MIDDLEBURY — Vermont will receive more than $9 million in federal funding to support victims of domestic violence and other violent crime in some of the state’s most underserved areas, Sen. Patrick Leahy announced Tuesday in Middlebury.
People fleeing violence in rural areas often struggle to find the help and resources they need, he said.
“So often in small towns we can’t talk about this problem,” said Leahy, D-Vt.
The grants totaling $9.3 million have been awarded to 12 organizations including WomenSafe Inc., the Pride Center of Vermont, the Association of Africans Living in Vermont, and Middlebury College. Ten of the grants were funded through the Violence Against Women Act, and two through the Victims of Crime Act.
According to Leahy, the money will come from federal fines and penalties, not taxpayer dollars. Raising a cap on the Crime Victims Fund, which Leahy pushed as the ranking member of the Senate Judiciary Committee, has led to a threefold annual increase in the funding available for such programs, he said.
Leahy also emphasized that through the reauthorization of the Violence Against Women Act two years ago, additional resources have been allocated for the LGBTQ community and Native Americans.
“I went to a lot of crime scenes when I was a prosecutor,” Leahy said. “When you had a victim, oftentimes dead, nobody ever asked what their sexual orientation was or whether they were Native American. We said a victim is a victim is a victim. Let’s find out who did this.”
The Violence Against Women Act was originally passed in 1994 and received broad bipartisan support until its reauthorization was up in 2013. Members of the House refused to vote on the measure for more than 500 days as they sought to strip provisions designed to protect LGBTQ, Native American and illegal immigrant victims.
Leahy gave credit to Sen. Mike Crapo, a conservative Republican from Idaho, for helping him shepherd the bill through Congress. “It’s the old style,” Leahy said. “He keeps his word.”
The federal funding comes as Vermont grapples with a sharp increase in the number of individuals and families seeking emergency housing because of domestic violence. Even as overall spending on emergency housing has declined, the state has seen an expansion in demand for services among those fleeing domestic violence.
Last year in Rutland County the state spent nearly $1 million on vouchers for temporary shelter, up more than $140,000 from the year before. According to Avaloy Lanning, executive director of the Rutland Women’s Network and Shelter, nearly a third of those seeking housing in the county were fleeing domestic violence.
Willow Wheelock, training and education coordinator at WomenSafe Inc., said Addison County has seen similar trends and has a shortage of housing and shelter beds for victims of domestic violence.
“In the absence of shelter, the transitional housing grant is so important,” she said.
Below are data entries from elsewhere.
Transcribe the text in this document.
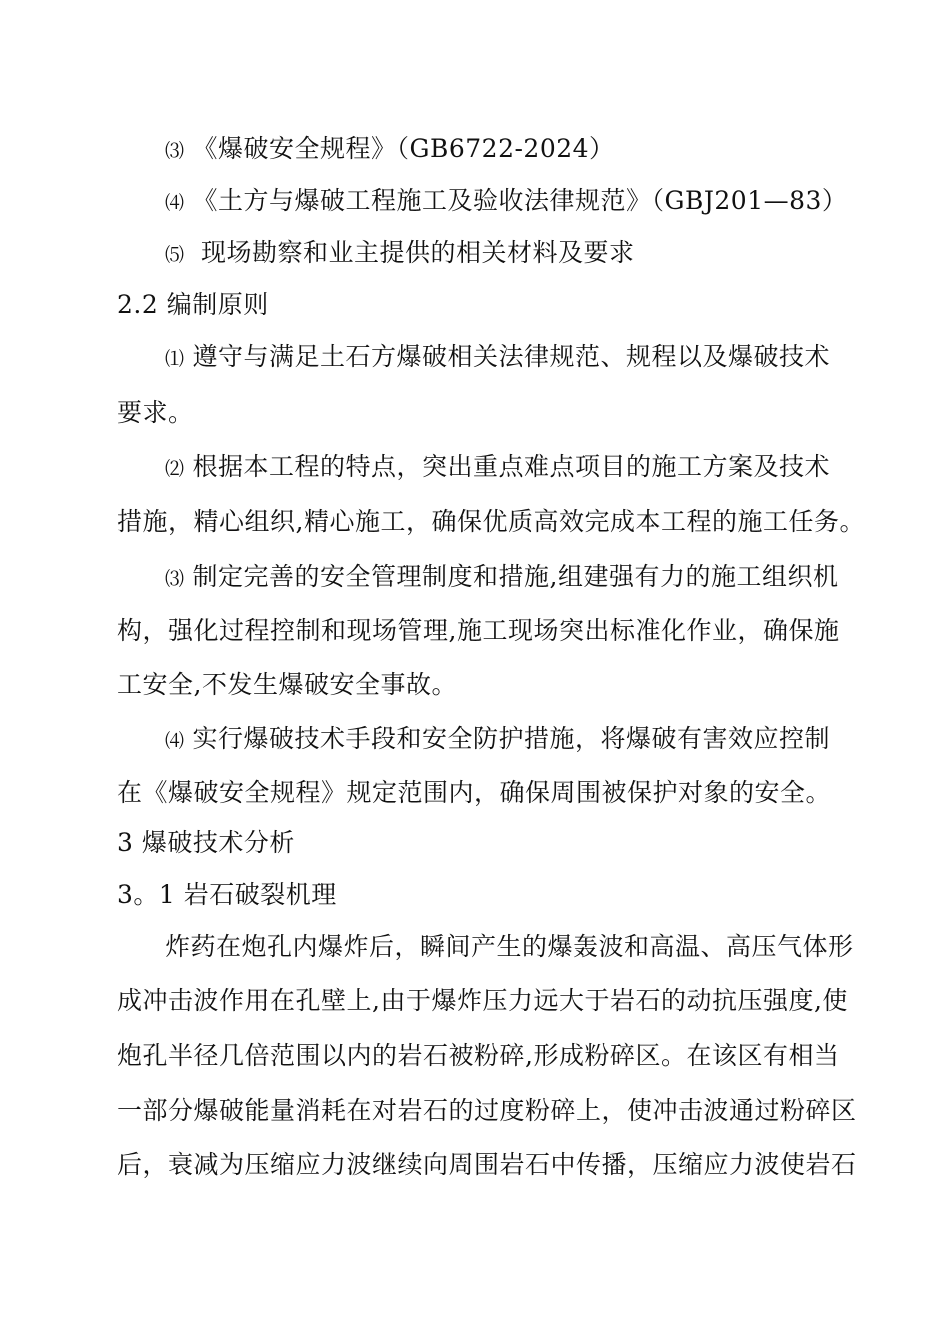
⑶ 《爆破安全规程》（GB6722-2024）
⑷ 《土方与爆破工程施工及验收法律规范》（GBJ201—83）
⑸ 现场勘察和业主提供的相关材料及要求
2.2 编制原则
⑴ 遵守与满足土石方爆破相关法律规范、规程以及爆破技术
要求。
⑵ 根据本工程的特点，突出重点难点项目的施工方案及技术
措施，精心组织,精心施工，确保优质高效完成本工程的施工任务。
⑶ 制定完善的安全管理制度和措施,组建强有力的施工组织机
构，强化过程控制和现场管理,施工现场突出标准化作业，确保施
工安全,不发生爆破安全事故。
⑷ 实行爆破技术手段和安全防护措施，将爆破有害效应控制
在《爆破安全规程》规定范围内，确保周围被保护对象的安全。
3 爆破技术分析
3。1 岩石破裂机理
炸药在炮孔内爆炸后，瞬间产生的爆轰波和高温、高压气体形
成冲击波作用在孔壁上,由于爆炸压力远大于岩石的动抗压强度,使
炮孔半径几倍范围以内的岩石被粉碎,形成粉碎区。在该区有相当
一部分爆破能量消耗在对岩石的过度粉碎上，使冲击波通过粉碎区
后，衰减为压缩应力波继续向周围岩石中传播，压缩应力波使岩石
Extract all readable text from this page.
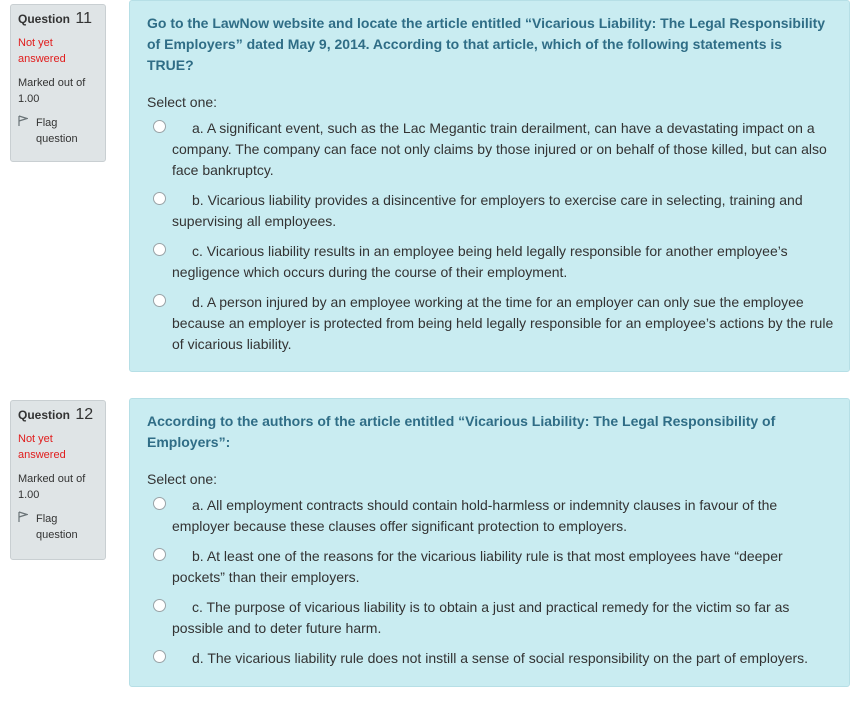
Question 11
Not yet answered
Marked out of
1.00
Flag question
Go to the LawNow website and locate the article entitled “Vicarious Liability: The Legal Responsibility of Employers” dated May 9, 2014. According to that article, which of the following statements is TRUE?
Select one:
a. A significant event, such as the Lac Megantic train derailment, can have a devastating impact on a company. The company can face not only claims by those injured or on behalf of those killed, but can also face bankruptcy.
b. Vicarious liability provides a disincentive for employers to exercise care in selecting, training and supervising all employees.
c. Vicarious liability results in an employee being held legally responsible for another employee’s negligence which occurs during the course of their employment.
d. A person injured by an employee working at the time for an employer can only sue the employee because an employer is protected from being held legally responsible for an employee’s actions by the rule of vicarious liability.
Question 12
Not yet answered
Marked out of
1.00
Flag question
According to the authors of the article entitled “Vicarious Liability: The Legal Responsibility of Employers”:
Select one:
a. All employment contracts should contain hold-harmless or indemnity clauses in favour of the employer because these clauses offer significant protection to employers.
b. At least one of the reasons for the vicarious liability rule is that most employees have “deeper pockets” than their employers.
c. The purpose of vicarious liability is to obtain a just and practical remedy for the victim so far as possible and to deter future harm.
d. The vicarious liability rule does not instill a sense of social responsibility on the part of employers.
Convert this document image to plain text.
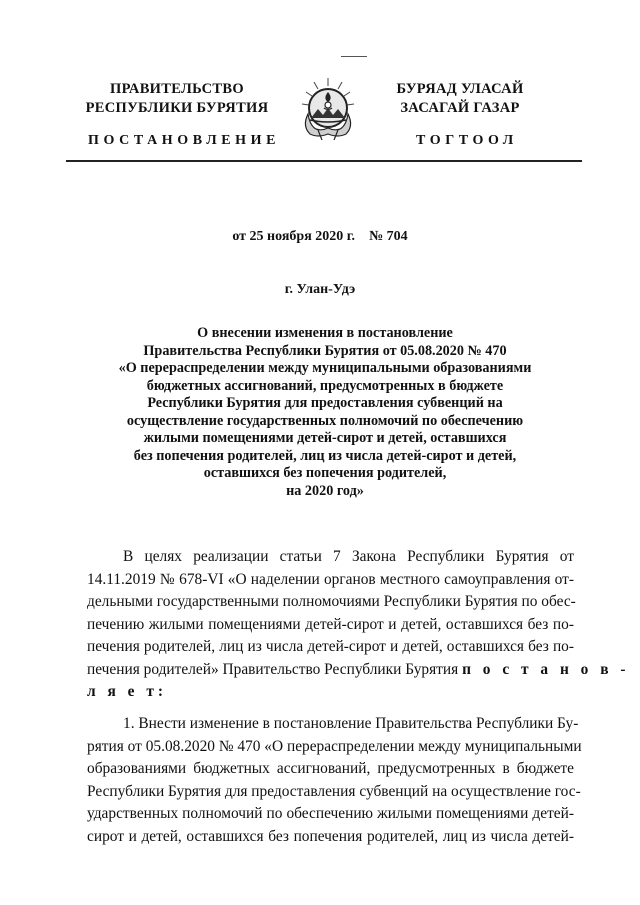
ПРАВИТЕЛЬСТВО
РЕСПУБЛИКИ БУРЯТИЯ
БУРЯАД УЛАСАЙ
ЗАСАГАЙ ГАЗАР
ПОСТАНОВЛЕНИЕ	ТОГТООЛ
от 25 ноября 2020 г. № 704
г. Улан-Удэ
О внесении изменения в постановление
Правительства Республики Бурятия от 05.08.2020 № 470
«О перераспределении между муниципальными образованиями
бюджетных ассигнований, предусмотренных в бюджете
Республики Бурятия для предоставления субвенций на
осуществление государственных полномочий по обеспечению
жилыми помещениями детей-сирот и детей, оставшихся
без попечения родителей, лиц из числа детей-сирот и детей,
оставшихся без попечения родителей,
на 2020 год»
В целях реализации статьи 7 Закона Республики Бурятия от
14.11.2019 № 678-VI «О наделении органов местного самоуправления от-
дельными государственными полномочиями Республики Бурятия по обес-
печению жилыми помещениями детей-сирот и детей, оставшихся без по-
печения родителей, лиц из числа детей-сирот и детей, оставшихся без по-
печения родителей» Правительство Республики Бурятия п о с т а н о в -
л я е т:
1. Внести изменение в постановление Правительства Республики Бу-
рятия от 05.08.2020 № 470 «О перераспределении между муниципальными
образованиями бюджетных ассигнований, предусмотренных в бюджете
Республики Бурятия для предоставления субвенций на осуществление гос-
ударственных полномочий по обеспечению жилыми помещениями детей-
сирот и детей, оставшихся без попечения родителей, лиц из числа детей-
WomenSafe will receive more than $300,000 to provide transitional housing to victims of sexual assault, domestic violence, dating violence and stalking.
Elizabeth Ready, executive director of the John Graham Housing and Services in Vergennes, said the vacancy rate for housing in Addison County is extremely low, about 1 percent.
“It’s a real issue to be able to get people into units,” Ready said.
John Graham has five buildings — three in Vergennes, one in Middlebury and one in Bristol. At any given time, Ready said, they serve 100 people. “At least 50 percent of the people we work with have been affected by domestic violence,” Ready said.
Yacouba Jacob Bogre, executive director of the Association of Africans Living in Vermont, which is receiving more than $325,000, said the organization works with people who have fled torture or violence in their home countries of Somalia, the Democratic Republic of the Congo, and Bhutan. The grant will allow the association to develop culturally specific services including crisis intervention, case management, outreach and mental health services for African immigrant women and families.
Auburn Watersong, associate director of public policy at the Vermont Network Against Domestic and Sexual Violence, said the state’s rural character poses particular challenges to those seeking access to services. The grant funding will allow the network to expand transitional housing services, rental assistance and outreach to the state’s most vulnerable communities, including those dealing with drug addiction and mental illness.
“Victims are often forced to make the untenable choice between homelessness and violence,” Watersong said.